Challenges of Introducing Artificial Intelligence in Industrial Settings
Andrew Ng, Computer Science professor at Stanford and one of the leading lights in the field of Artificial Intelligence (AI) has been quoted as saying “Artificial Intelligence is the new electricity". The implication is that this technology will leave almost no industry unchanged and the transformative effects of AI could be felt for decades to come. Add to this the constant barrage of AI related news from self driving cars to voice assistants, and dire predictions of potential evil effects from job losses to AI powered weapons in wrong hands. This has created a sense of urgency and panic even in industrial enterprises that view hardware as their key product, and data, if any, as incidental to their business.
Thus, across the spectrum, companies are now trying to figure out how best they can use the new AI technologies via ‘digitalization initiatives’. The data to be crunched for AI can come from a variety of sources such as sensors, SCADA (Supervisory Control and Data Acquisition) systems, enterprise management software etc. This is the meeting ground - and in some cases battle ground - of traditional engineering and the ‘new’ disciplines. On one hand are tools, techniques, and people trained in the known ways of doing things, using relatively well understood technologies. On the other hand is the brave new world of ‘digital technologies’ with ever changing acronyms, terminologies, and constant attention in popular press. This poses some fairly non-obvious challenges for implementation of AI initiatives in an industrial enterprise. The following is an indicative list of challenges culled from the first hand experience of many colleagues in different industries, apart from my own.

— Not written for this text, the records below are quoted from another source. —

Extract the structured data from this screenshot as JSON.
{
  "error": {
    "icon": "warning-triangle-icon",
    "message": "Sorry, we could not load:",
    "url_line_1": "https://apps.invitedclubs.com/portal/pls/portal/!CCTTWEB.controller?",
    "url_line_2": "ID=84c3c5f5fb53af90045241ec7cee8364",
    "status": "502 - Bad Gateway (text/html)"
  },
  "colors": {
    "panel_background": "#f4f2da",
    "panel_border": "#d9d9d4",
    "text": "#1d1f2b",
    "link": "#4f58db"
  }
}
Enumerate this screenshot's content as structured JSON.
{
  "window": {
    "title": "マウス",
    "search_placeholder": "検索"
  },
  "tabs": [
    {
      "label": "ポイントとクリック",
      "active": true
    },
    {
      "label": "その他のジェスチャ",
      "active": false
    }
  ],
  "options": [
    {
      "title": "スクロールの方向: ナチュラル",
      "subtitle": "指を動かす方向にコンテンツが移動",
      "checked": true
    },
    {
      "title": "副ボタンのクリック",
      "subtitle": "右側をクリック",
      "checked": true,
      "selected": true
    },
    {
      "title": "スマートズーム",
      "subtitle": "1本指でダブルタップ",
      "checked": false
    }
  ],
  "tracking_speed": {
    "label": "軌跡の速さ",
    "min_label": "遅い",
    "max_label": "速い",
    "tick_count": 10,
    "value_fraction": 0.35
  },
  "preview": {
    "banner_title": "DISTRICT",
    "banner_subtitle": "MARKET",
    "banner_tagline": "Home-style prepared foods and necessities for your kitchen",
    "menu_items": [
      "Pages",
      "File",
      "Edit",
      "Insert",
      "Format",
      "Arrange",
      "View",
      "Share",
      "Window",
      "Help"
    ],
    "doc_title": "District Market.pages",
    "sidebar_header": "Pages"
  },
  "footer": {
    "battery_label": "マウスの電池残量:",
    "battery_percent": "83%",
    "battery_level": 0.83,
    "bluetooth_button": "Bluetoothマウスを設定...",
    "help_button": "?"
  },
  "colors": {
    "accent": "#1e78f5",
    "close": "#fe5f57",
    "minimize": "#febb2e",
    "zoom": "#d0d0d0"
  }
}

At the outset, there is a challenge of justifying RoI on AI initiatives. Three key things promised by AI, namely efficiency improvements, gaining new insights into the data, and enabling new business models, are not easy to deliver in the time frames demanded by the management. It takes time and sustained efforts, not to mention upfront investments, to realize the benefits. The second challenge for companies that are not ‘digital natives’ concerns the data. It is usually not digitized and generally not in a format that can be fed directly into the AI models. Sometimes the data is in paper records, with hard to decode annotations / abbreviations, since they were meant to be read by trained humans. Even if it is machine data, the data needs to be ‘curated’. This can entail huge upfront efforts. Next, the ways the AI models are developed and implemented do not make them a natural fit in the existing workflow process of the internal clients. Packaging the AI models in such a way as to fit seamlessly into the existing workflow can sometimes take more time and effort than development of AI solutions! Modification of the existing processes can also be expensive and time consuming due to regulatory, safety, or operational requirements.
The forth challenge revolves around the question of mismatched expertise pools within the organization. The existing workforce, though well versed in the domain, is typically not AI savvy. The new hires, generally young graduates who have acquired proficiency in AI/ML and related areas, lack the domain knowledge of the industry. Not surprisingly, both the groups tend to view each other with a bit of suspicion and sometimes hostility. This can lead to missed opportunities and delays, not to mention heartburn.
Another recurring theme concerns the fact that AI tends to give superior results when the complexity and ‘dimensions’ of the problem are very large. But training AI models for a complex problem also requires large amounts of data that is properly curated. Data collection, labeling, and validation take time and efforts. (Someone has said ‘data scientists spend 80 percent of their time in preprocessing the data, and the rest 20 percent complaining about it’!). Also, validating the results in an industrial set-up (on say on a manufacturing line) can be both costly and time consuming. Above, a few challenges for injecting AI into ‘brick-and-mortar’ companies are outlined. However, by experimentation and some deft handling of organizational viscosity, some of the challenges can be addressed. First is to have AI teams work closely with the people who have the knowledge of the context, own the data, and actually are looking to have some specific problem solved. Secondly, AI teams also need to recognize that the legacy data will never be ‘clean’ and hence should try to develop suitable solutions to address this. AI models that detect and correct anomalies in the input data could be one solution. Next, the analysts also need to fully understand the workflow of the internal clients and define their work scope to include the injection of AI models into the workflow as the part of their mission. And finally, sponsorship of the top management in the initial period till success can be demonstrated is absolutely needed to make a lasting impact.